David McNally, Head of Experience of Care at NHS England and NHS Improvement, echoed the sentiment. While the UK’s universal healthcare system offers a different experience, “there’s an important shift that we’re making to patients being partners in their own care… “In order to get people’s experience right, we have to put them at the center of it,” McNally noted. In doing so, the patient experience is improved. Clinicians and healthcare professionals get to the heart of what is most important to patients and their families; creating a holistic plan that assists them throughout their full journey.

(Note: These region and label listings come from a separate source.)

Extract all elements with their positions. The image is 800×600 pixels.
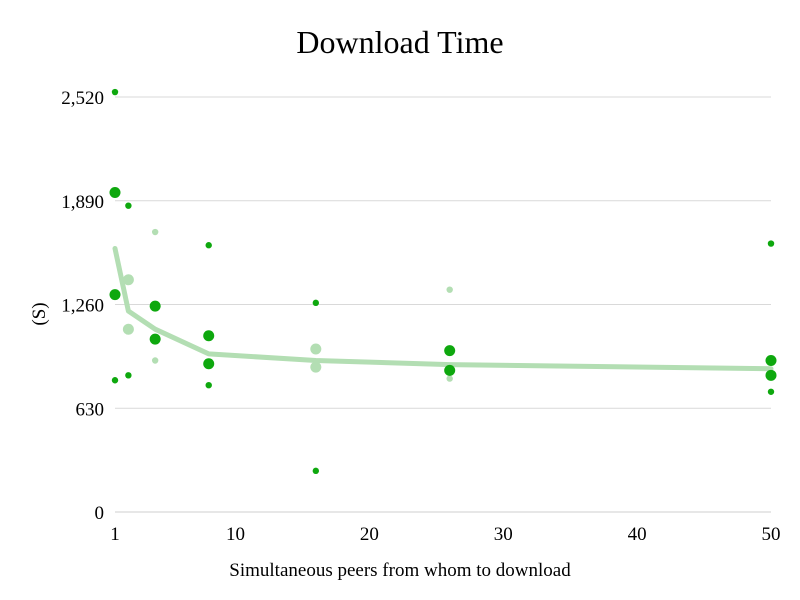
gridlines	[115, 96, 771, 513]
data-point-dark	[125, 202, 132, 209]
data-point-dark	[767, 240, 775, 247]
x-tick-label: 10	[226, 524, 245, 545]
data-point-dark	[444, 364, 456, 376]
data-point-light	[151, 228, 159, 236]
data-point-light	[310, 361, 322, 373]
data-point-dark	[203, 358, 215, 370]
data-point-dark	[203, 330, 215, 342]
x-tick-label: 30	[494, 524, 513, 545]
x-tick-label: 1	[110, 524, 120, 545]
data-points	[109, 88, 777, 475]
data-point-light	[122, 274, 134, 286]
trend-line-layer	[112, 246, 774, 372]
data-point-dark	[444, 345, 456, 357]
data-point-dark	[205, 381, 212, 389]
chart-title: Download Time	[296, 24, 503, 60]
x-tick-label: 50	[762, 524, 781, 545]
data-point-light	[446, 286, 453, 293]
data-point-dark	[109, 289, 121, 301]
data-point-dark	[205, 242, 212, 249]
data-point-dark	[149, 333, 161, 345]
data-point-light	[310, 343, 322, 355]
data-point-dark	[765, 354, 777, 366]
x-axis-ticks: 1 10 20 30 40 50	[110, 524, 780, 545]
data-point-dark	[767, 388, 775, 395]
x-tick-label: 40	[628, 524, 647, 545]
data-point-dark	[125, 372, 132, 379]
data-point-dark	[149, 300, 161, 312]
data-point-dark	[765, 369, 777, 381]
data-point-light	[122, 323, 134, 335]
data-point-dark	[312, 467, 320, 475]
x-axis-label: Simultaneous peers from whom to download	[229, 560, 571, 581]
trend-line	[112, 246, 774, 372]
y-axis-label: (S)	[29, 302, 50, 325]
y-axis-ticks: 0 630 1,260 1,890 2,520	[61, 88, 104, 524]
data-point-dark	[312, 299, 320, 307]
data-point-light	[151, 357, 159, 364]
x-tick-label: 20	[360, 524, 379, 545]
data-point-dark	[111, 88, 119, 96]
y-tick-label: 1,260	[61, 296, 104, 317]
y-tick-label: 2,520	[61, 88, 104, 109]
data-point-light	[446, 375, 453, 382]
y-tick-label: 1,890	[61, 192, 104, 213]
y-tick-label: 0	[95, 503, 105, 524]
data-point-dark	[111, 377, 119, 384]
data-point-dark	[109, 187, 121, 199]
y-tick-label: 630	[76, 399, 105, 420]
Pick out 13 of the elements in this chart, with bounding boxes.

The level of patient engagement has also changed as healthcare has evolved. In the shift to virtual care, patients quickly adopted a previously underutilized model, sharply increasing the number of appointments scheduled for virtual care. As a result, clinicians and professionals are now thinking about a patient beyond the hospital walls, understanding what will, and won’t, work for a patient’s home environment and lifestyle.


Virtual care has welcomed clinicians into patients’ homes; “we can now make house visits. We used to have limitations due to distance, but now we can make a house visit within 48 hours after sending your [patient] home,” explained Thomas Leth Frandsen, MD, PhD, Chief Medical Project Officer at Copenhagen Children’s Hospital.


The newfound level of intimacy between patients and clinicians has benefited human aspect of the patient experience. On the other hand, the digital reporting and timely access to clinicians has been key to a patient’s success outside of the doctor’s office.


At MD Anderson Cancer Center, they’re exploring options in real time, speaking directly with patients and their families, building models for remote monitoring. The possibilities of this technology are impressive, giving patients the feeling of connectivity to care, while in the comfort of their own home. “It’s no longer just a video visit, but can we get daily information…that provides a larger picture of how they’re doing at home,” said Sarah Christensen, MA, Director of Patient Education at MD Anderson Cancer Center.


In some ways, digital technology has brought the healthcare industry full circle: welcoming clinicians back into patients’ homes, and lives, in a more holistic, humanized way as they did in the earliest days of medicine. While we’ve learned a lot in our year of virtual care, the possibilities for improvement are endless. As our moderator Adnan Iqbal, CEO of Luma Health concluded, we are eager to watch the overall patient experience continue to improve in our digital age. Leading a digital patient engagement company, Adnan is playing an active role in enabling the transformation of the patient experience for health systems and clinics around the country.